After the initial news accounts, many of us pounced on the local authorities for the language they were using to describe the women, for the shrug of the shoulders they seemed to use when talking about their “high-risk lifestyles.”
We held monthly vigils to memorialize the women and their lives. Over 400 people came out in force for our April vigil: Latinos, Native Americans, African Americans, immigrants, whites, the young and the old. All held hands, raised our heads, cried and sang.
And I knew we were winning hearts and minds when I received a phone call from the city administration asking me to remove the pink crosses we had left standing in the park because city workers refused take down our memorial, or to disgrace the crosses by putting them in the city dump.
We fanned the flames of something that was already here, in Albuquerque, in our barrios. Compassion, love and heartbreak. Even for women who use drugs, even for women who sell sex to buy them.

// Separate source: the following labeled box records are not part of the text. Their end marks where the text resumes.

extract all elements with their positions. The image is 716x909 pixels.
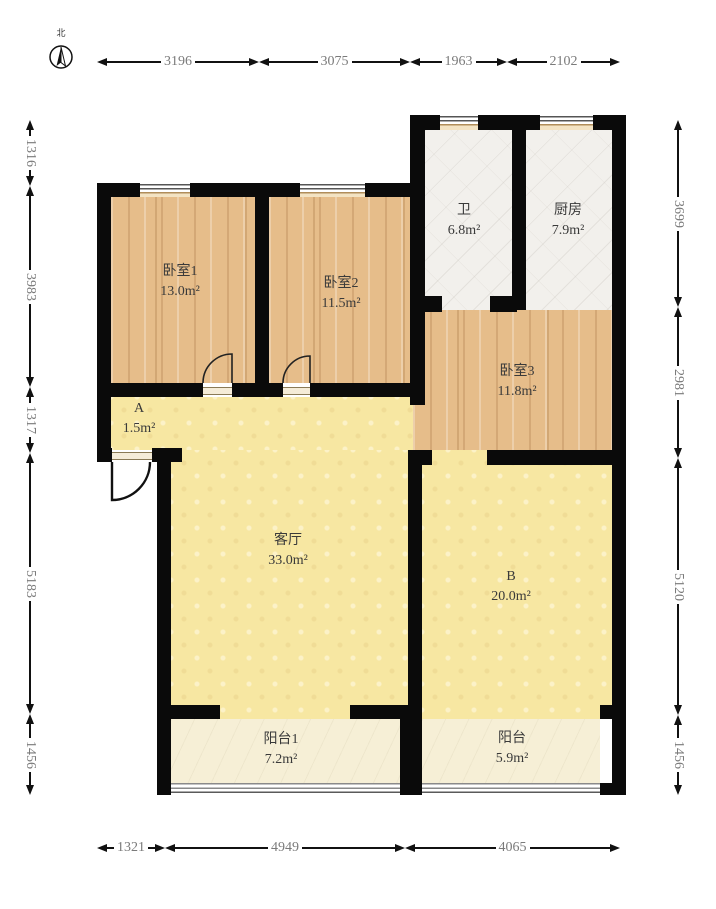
- room-label-bedroom2: 卧室211.5m²: [321, 274, 360, 314]
- dim-left-5: 1456: [22, 714, 38, 795]
- entry-door-icon: [112, 462, 150, 500]
- door-swing-arcs: [0, 0, 716, 909]
- room-label-living-room: 客厅33.0m²: [268, 531, 308, 571]
- dim-left-1: 1316: [22, 120, 38, 186]
- dim-right-4: 1456: [670, 715, 686, 795]
- dim-left-4: 5183: [22, 453, 38, 714]
- dim-top-1: 3196: [97, 54, 259, 70]
- room-label-area-b: B20.0m²: [491, 567, 531, 607]
- room-label-balcony2: 阳台5.9m²: [496, 729, 529, 769]
- room-label-bedroom3: 卧室311.8m²: [497, 362, 536, 402]
- room-label-bath: 卫6.8m²: [448, 201, 481, 241]
- room-label-balcony1: 阳台17.2m²: [264, 730, 299, 770]
- room-label-area-a: A1.5m²: [123, 399, 156, 439]
- dim-left-3: 1317: [22, 387, 38, 453]
- dim-top-4: 2102: [507, 54, 620, 70]
- bedroom2-door-icon: [283, 356, 310, 383]
- dim-bottom-3: 4065: [405, 840, 620, 856]
- room-label-kitchen: 厨房7.9m²: [552, 201, 585, 241]
- dim-bottom-1: 1321: [97, 840, 165, 856]
- floor-plan: 北: [0, 0, 716, 909]
- dim-left-2: 3983: [22, 186, 38, 387]
- dim-right-1: 3699: [670, 120, 686, 307]
- dim-right-3: 5120: [670, 458, 686, 715]
- bedroom1-door-icon: [203, 354, 232, 383]
- room-label-bedroom1: 卧室113.0m²: [160, 262, 200, 302]
- dim-bottom-2: 4949: [165, 840, 405, 856]
- dim-top-3: 1963: [410, 54, 507, 70]
- dim-right-2: 2981: [670, 307, 686, 458]
- dim-top-2: 3075: [259, 54, 410, 70]
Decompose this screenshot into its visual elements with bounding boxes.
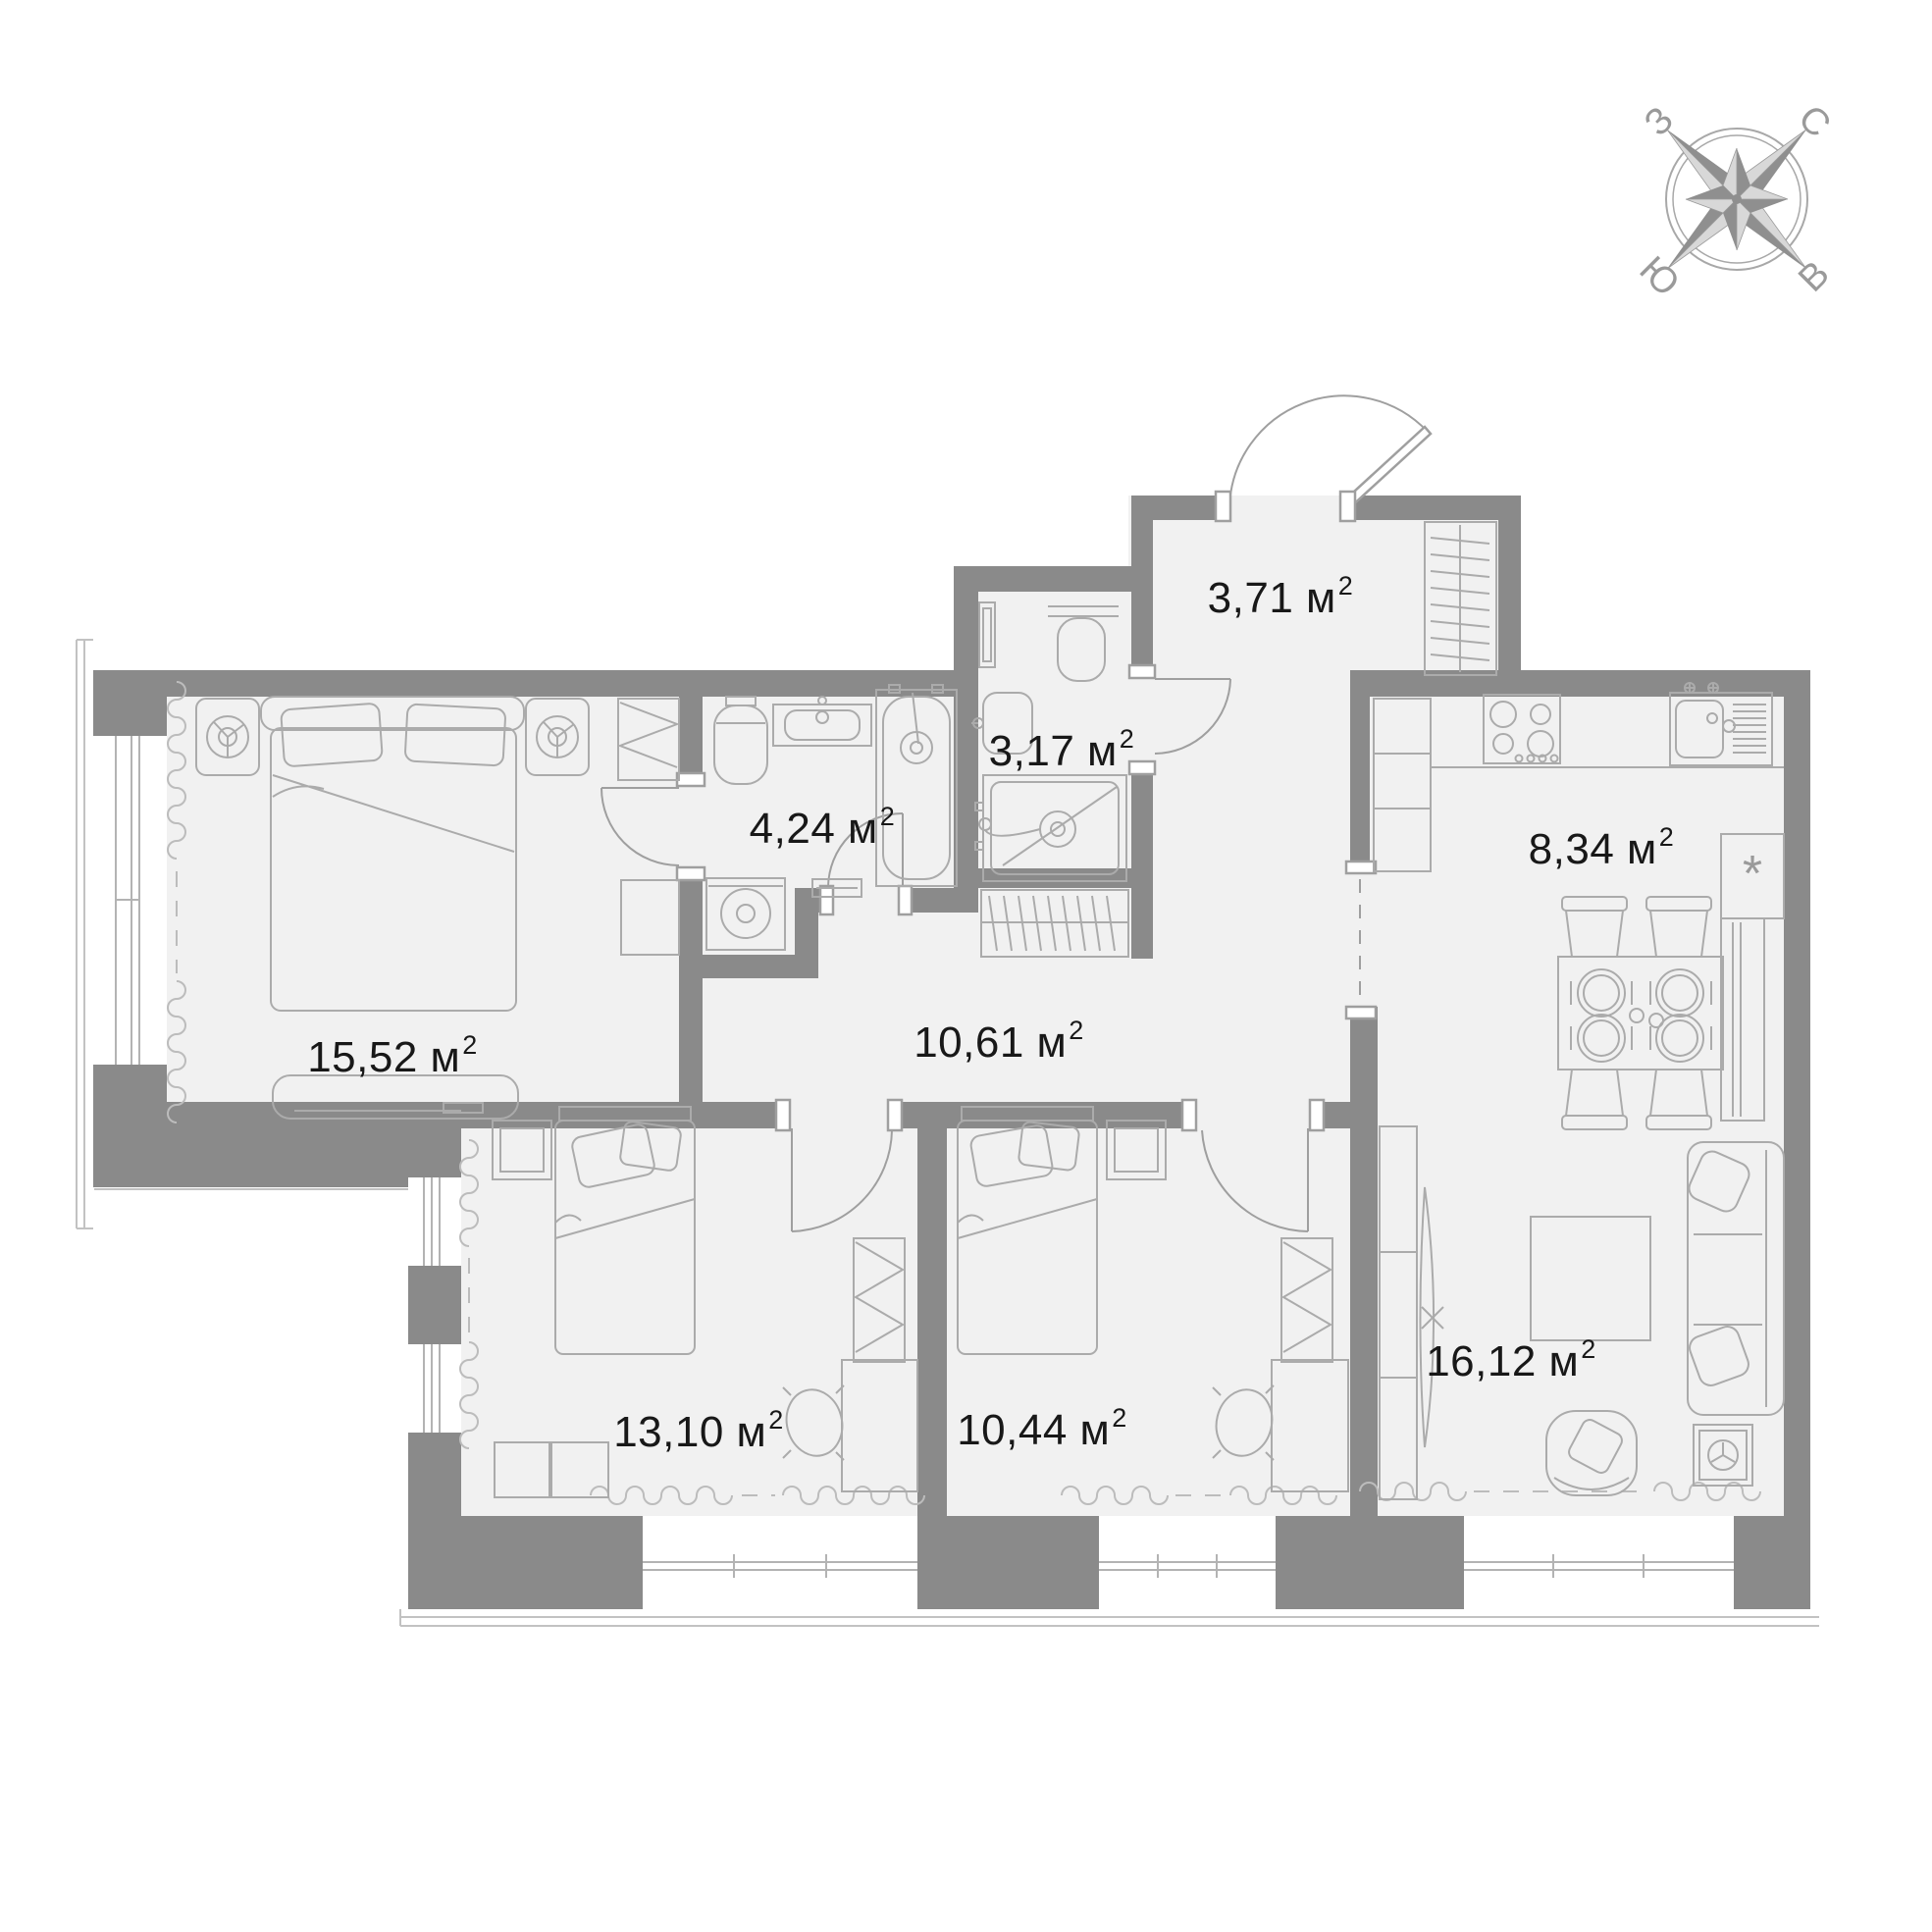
boiler-marker: *	[1743, 846, 1762, 903]
floor-plan-drawing: * С З Ю В	[0, 0, 1932, 1932]
window-bedroom-main	[93, 736, 167, 1065]
room-label-shower-room: 3,17 м2	[989, 727, 1135, 776]
room-label-bedroom-2: 13,10 м2	[613, 1408, 784, 1457]
window-living-room-bottom	[1464, 1516, 1734, 1609]
window-bedroom-2-left-upper	[408, 1177, 461, 1266]
room-label-kitchen: 8,34 м2	[1529, 825, 1675, 874]
room-label-living-room: 16,12 м2	[1426, 1337, 1596, 1386]
room-label-bedroom-main: 15,52 м2	[307, 1033, 478, 1082]
window-bedroom-2-left-lower	[408, 1344, 461, 1433]
room-label-bedroom-3: 10,44 м2	[957, 1406, 1127, 1455]
room-label-bathroom: 4,24 м2	[750, 805, 896, 854]
window-bedroom-2-bottom	[643, 1516, 917, 1609]
room-label-hallway: 10,61 м2	[914, 1018, 1084, 1068]
window-bedroom-3-bottom	[1099, 1516, 1276, 1609]
floor-plan-page: * С З Ю В 15,52 м2 4,24 м2 3,17 м2 3,7	[0, 0, 1932, 1932]
compass-rose: С З Ю В	[1632, 97, 1839, 304]
room-label-entrance-hall: 3,71 м2	[1208, 574, 1354, 623]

And we saw a change. After we called attention to the language the officials were using in the case, we saw a powerful shift in their words. Instead of prostitutes and addicts, they became women, mothers and daughters. The investigation remains open, if slow. The families have been connected, and can draw on each other for support.
There are many fronts on which we continue to fight this battle. There are three bills moving through the New Mexico legislature right now that would help. Together, they would work increase access for substance abuse and mental health treatment for young women and pregnant women. YWU and many other organizations, law-makers, health-care providers and families are working together to create an effective web of services.
These women are national heroes to us. If Obama had come to our stadium to help us mourn, remember, and make sense of these lives and deaths, he might have said this:
I want America to be as good as these women needed it to be. Let’s live up to their dreams, that this could be a country where you can be born without much, but live a life that is safe, and full of promise. Where you can get a good education, a job, a home. Where if you stray from the path, there are nets to catch you. Where you are never found dead, dismembered, and alone on a mesa.